Ce qu’il vaut mieux faire :
- Rappeler dans le plan de prévention des risques professionnels élaboré par le Comité pour la prévention et la protection des travailleurs et dans sa description de fonction, dès son entrée en fonction, l’importance d’être dans un état physique adéquat pour remplir sa mission et lui demander de s’y engager. Cela permet de poser clairement les conditions et les aptitudes nécessaires à la mission et de pouvoir intervenir en cas d'entrave.
- Ne pas hésiter à solliciter le médecin du travail qui est le seul à pouvoir constater légalement une inaptitude.
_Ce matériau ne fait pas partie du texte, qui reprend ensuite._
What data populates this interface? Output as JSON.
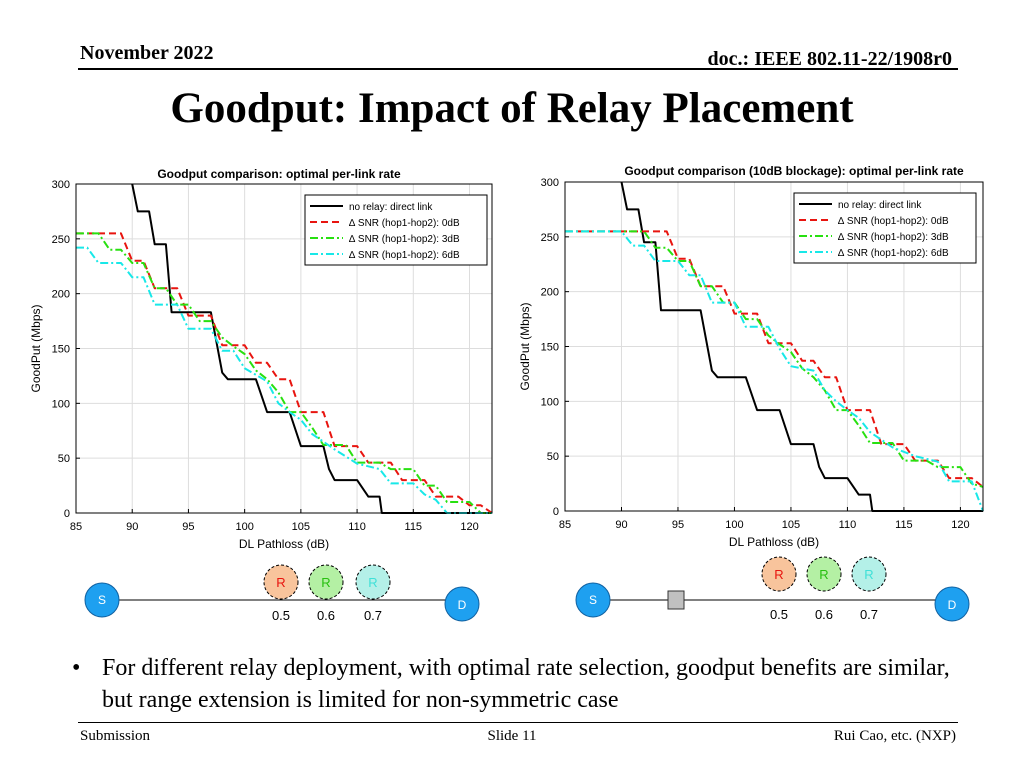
{
  "header": {
    "date": "November 2022",
    "doc": "doc.: IEEE 802.11-22/1908r0",
    "title": "Goodput: Impact of Relay Placement"
  },
  "bullet": "For different relay deployment, with optimal rate selection, goodput benefits are similar, but range extension is limited for non-symmetric case",
  "footer": {
    "left": "Submission",
    "center": "Slide 11",
    "right": "Rui Cao, etc. (NXP)"
  },
  "colors": {
    "direct": "#000000",
    "snr0": "#e8140f",
    "snr3": "#28e010",
    "snr6": "#18e8e8"
  },
  "chart_data": [
    {
      "type": "line",
      "title": "Goodput comparison: optimal per-link rate",
      "xlabel": "DL Pathloss (dB)",
      "ylabel": "GoodPut (Mbps)",
      "xlim": [
        85,
        122
      ],
      "ylim": [
        0,
        300
      ],
      "xticks": [
        85,
        90,
        95,
        100,
        105,
        110,
        115,
        120
      ],
      "yticks": [
        0,
        50,
        100,
        150,
        200,
        250,
        300
      ],
      "grid": true,
      "legend": "top-right",
      "series": [
        {
          "name": "no relay: direct link",
          "color": "#000000",
          "dash": "solid",
          "points": [
            [
              90,
              300
            ],
            [
              90.5,
              275
            ],
            [
              91.5,
              275
            ],
            [
              92,
              245
            ],
            [
              93,
              245
            ],
            [
              93.5,
              183
            ],
            [
              97,
              183
            ],
            [
              98,
              128
            ],
            [
              98.5,
              122
            ],
            [
              101,
              122
            ],
            [
              102,
              92
            ],
            [
              104,
              92
            ],
            [
              105,
              61
            ],
            [
              107,
              61
            ],
            [
              107.5,
              40
            ],
            [
              108,
              30
            ],
            [
              110,
              30
            ],
            [
              111,
              15
            ],
            [
              112,
              15
            ],
            [
              112.2,
              0
            ],
            [
              122,
              0
            ]
          ]
        },
        {
          "name": "∆ SNR (hop1-hop2): 0dB",
          "color": "#e8140f",
          "dash": "dash",
          "points": [
            [
              85,
              255
            ],
            [
              89,
              255
            ],
            [
              90,
              230
            ],
            [
              91,
              230
            ],
            [
              92,
              205
            ],
            [
              94,
              205
            ],
            [
              95,
              180
            ],
            [
              97,
              180
            ],
            [
              98,
              153
            ],
            [
              100,
              153
            ],
            [
              101,
              137
            ],
            [
              102,
              137
            ],
            [
              103,
              122
            ],
            [
              104,
              122
            ],
            [
              105,
              92
            ],
            [
              107,
              92
            ],
            [
              108,
              61
            ],
            [
              110,
              61
            ],
            [
              111,
              46
            ],
            [
              113,
              46
            ],
            [
              114,
              30
            ],
            [
              116,
              30
            ],
            [
              117,
              15
            ],
            [
              119,
              15
            ],
            [
              120,
              7
            ],
            [
              121,
              7
            ],
            [
              122,
              0
            ]
          ]
        },
        {
          "name": "∆ SNR (hop1-hop2): 3dB",
          "color": "#28e010",
          "dash": "dashdot",
          "points": [
            [
              85,
              255
            ],
            [
              87,
              255
            ],
            [
              88,
              240
            ],
            [
              89,
              240
            ],
            [
              90,
              228
            ],
            [
              91,
              228
            ],
            [
              92,
              205
            ],
            [
              93,
              205
            ],
            [
              94,
              190
            ],
            [
              95,
              190
            ],
            [
              96,
              175
            ],
            [
              97,
              175
            ],
            [
              98,
              160
            ],
            [
              99,
              152
            ],
            [
              100,
              145
            ],
            [
              101,
              130
            ],
            [
              102,
              122
            ],
            [
              103,
              110
            ],
            [
              104,
              92
            ],
            [
              105,
              92
            ],
            [
              106,
              78
            ],
            [
              107,
              62
            ],
            [
              109,
              62
            ],
            [
              110,
              46
            ],
            [
              112,
              46
            ],
            [
              113,
              40
            ],
            [
              115,
              40
            ],
            [
              116,
              25
            ],
            [
              117,
              25
            ],
            [
              118,
              10
            ],
            [
              120,
              10
            ],
            [
              121,
              0
            ],
            [
              122,
              0
            ]
          ]
        },
        {
          "name": "∆ SNR (hop1-hop2): 6dB",
          "color": "#18e8e8",
          "dash": "dashdot",
          "points": [
            [
              85,
              242
            ],
            [
              86,
              242
            ],
            [
              87,
              228
            ],
            [
              89,
              228
            ],
            [
              90,
              215
            ],
            [
              91,
              215
            ],
            [
              92,
              190
            ],
            [
              94,
              190
            ],
            [
              95,
              168
            ],
            [
              97,
              168
            ],
            [
              98,
              148
            ],
            [
              99,
              148
            ],
            [
              100,
              132
            ],
            [
              102,
              120
            ],
            [
              103,
              100
            ],
            [
              104,
              92
            ],
            [
              105,
              85
            ],
            [
              106,
              72
            ],
            [
              108,
              58
            ],
            [
              110,
              45
            ],
            [
              112,
              40
            ],
            [
              113,
              27
            ],
            [
              115,
              27
            ],
            [
              116,
              17
            ],
            [
              117,
              12
            ],
            [
              118,
              0
            ],
            [
              122,
              0
            ]
          ]
        }
      ],
      "topology": {
        "source": "S",
        "dest": "D",
        "relay_label": "R",
        "relay_positions": [
          "0.5",
          "0.6",
          "0.7"
        ],
        "blockage": false
      }
    },
    {
      "type": "line",
      "title": "Goodput comparison (10dB blockage): optimal per-link rate",
      "xlabel": "DL Pathloss (dB)",
      "ylabel": "GoodPut (Mbps)",
      "xlim": [
        85,
        122
      ],
      "ylim": [
        0,
        300
      ],
      "xticks": [
        85,
        90,
        95,
        100,
        105,
        110,
        115,
        120
      ],
      "yticks": [
        0,
        50,
        100,
        150,
        200,
        250,
        300
      ],
      "grid": true,
      "legend": "top-right",
      "series": [
        {
          "name": "no relay: direct link",
          "color": "#000000",
          "dash": "solid",
          "points": [
            [
              90,
              300
            ],
            [
              90.5,
              275
            ],
            [
              91.5,
              275
            ],
            [
              92,
              245
            ],
            [
              93,
              245
            ],
            [
              93.5,
              183
            ],
            [
              97,
              183
            ],
            [
              98,
              128
            ],
            [
              98.5,
              122
            ],
            [
              101,
              122
            ],
            [
              102,
              92
            ],
            [
              104,
              92
            ],
            [
              105,
              61
            ],
            [
              107,
              61
            ],
            [
              107.5,
              40
            ],
            [
              108,
              30
            ],
            [
              110,
              30
            ],
            [
              111,
              15
            ],
            [
              112,
              15
            ],
            [
              112.2,
              0
            ],
            [
              122,
              0
            ]
          ]
        },
        {
          "name": "∆ SNR (hop1-hop2): 0dB",
          "color": "#e8140f",
          "dash": "dash",
          "points": [
            [
              85,
              255
            ],
            [
              94,
              255
            ],
            [
              95,
              230
            ],
            [
              96,
              230
            ],
            [
              97,
              205
            ],
            [
              99,
              205
            ],
            [
              100,
              180
            ],
            [
              102,
              180
            ],
            [
              103,
              153
            ],
            [
              105,
              153
            ],
            [
              106,
              137
            ],
            [
              107,
              137
            ],
            [
              108,
              122
            ],
            [
              109,
              122
            ],
            [
              110,
              92
            ],
            [
              112,
              92
            ],
            [
              113,
              61
            ],
            [
              115,
              61
            ],
            [
              116,
              46
            ],
            [
              118,
              46
            ],
            [
              119,
              30
            ],
            [
              121,
              30
            ],
            [
              122,
              22
            ]
          ]
        },
        {
          "name": "∆ SNR (hop1-hop2): 3dB",
          "color": "#28e010",
          "dash": "dashdot",
          "points": [
            [
              85,
              255
            ],
            [
              92,
              255
            ],
            [
              93,
              240
            ],
            [
              94,
              240
            ],
            [
              95,
              228
            ],
            [
              96,
              228
            ],
            [
              97,
              205
            ],
            [
              98,
              205
            ],
            [
              99,
              190
            ],
            [
              100,
              190
            ],
            [
              101,
              175
            ],
            [
              102,
              175
            ],
            [
              103,
              160
            ],
            [
              104,
              152
            ],
            [
              105,
              145
            ],
            [
              106,
              130
            ],
            [
              107,
              122
            ],
            [
              108,
              110
            ],
            [
              109,
              92
            ],
            [
              110,
              92
            ],
            [
              111,
              78
            ],
            [
              112,
              62
            ],
            [
              114,
              62
            ],
            [
              115,
              46
            ],
            [
              117,
              46
            ],
            [
              118,
              40
            ],
            [
              120,
              40
            ],
            [
              121,
              25
            ],
            [
              122,
              22
            ]
          ]
        },
        {
          "name": "∆ SNR (hop1-hop2): 6dB",
          "color": "#18e8e8",
          "dash": "dashdot",
          "points": [
            [
              85,
              255
            ],
            [
              90,
              255
            ],
            [
              91,
              242
            ],
            [
              92,
              242
            ],
            [
              93,
              228
            ],
            [
              95,
              228
            ],
            [
              96,
              215
            ],
            [
              97,
              215
            ],
            [
              98,
              190
            ],
            [
              100,
              190
            ],
            [
              101,
              168
            ],
            [
              103,
              168
            ],
            [
              104,
              148
            ],
            [
              105,
              132
            ],
            [
              107,
              128
            ],
            [
              108,
              110
            ],
            [
              109,
              100
            ],
            [
              110,
              92
            ],
            [
              111,
              85
            ],
            [
              112,
              72
            ],
            [
              114,
              58
            ],
            [
              116,
              50
            ],
            [
              118,
              45
            ],
            [
              119,
              27
            ],
            [
              121,
              27
            ],
            [
              122,
              0
            ]
          ]
        }
      ],
      "topology": {
        "source": "S",
        "dest": "D",
        "relay_label": "R",
        "relay_positions": [
          "0.5",
          "0.6",
          "0.7"
        ],
        "blockage": true
      }
    }
  ]
}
Lorsque vous êtes confronté à ce type de demande, nous conseillons la négociation. Souvent, la façon d’arriver à une solution est tout aussi importante que la solution elle-même. Si la question n'est pas débattue, vous risquez de gérer des rapports de forces nuisibles, des frustrations, des tensions qui peuvent entraîner une escalade. Il est dès lors préférable d’accueillir toute requête afin de respecter le principe de la liberté individuelle (culturelle ou pas). Il n'y a pas de solution type mais quel que soit le contexte de l'entreprise, il s'agit de privilégier la concertation et éventuellement la négociation dans un cadre collectif afin de trouver des réponses qui apportent un bénéfice à tous-tes.
La négociation sur les pratiques religieuses
Dans le cas d’espèce, vous pourriez dans un premier temps, après discussion et concertation avec les travailleurs concernés et les partenaires sociaux, envisager l’adaptation temporaire des tâches et/ou de l’horaire des travailleurs pratiquant le jeûne afin d’assurer la sécurité et le bon fonctionnement de l’entreprise.
Deux possibilités :
- Si une telle mesure est possible, il faudra aussi gérer l'inquiétude des autres collègues, en informant et en formant à la prévention sur le harcèlement moral. Il pourrait être utile, à cet égard, d’organiser une session d’information afin d'expliquer en quoi consiste le ramadan et faire part des modalités pratiques de ces accommodements temporaires.
- Si une telle mesure n'est pas possible car elle impliquerait une charge de travail trop importante pour les autres travailleurs, une ineffectivité du service ou un danger manifeste par exemple, vous pourriez envisager d’écarter temporairement un travailleur qui pratique le jeûne si vous disposez d'éléments concrets et objectifs émanant du médecin du travail qui attestent que le travailleur en question est inapte à exercer la fonction pendant la période de jeûne.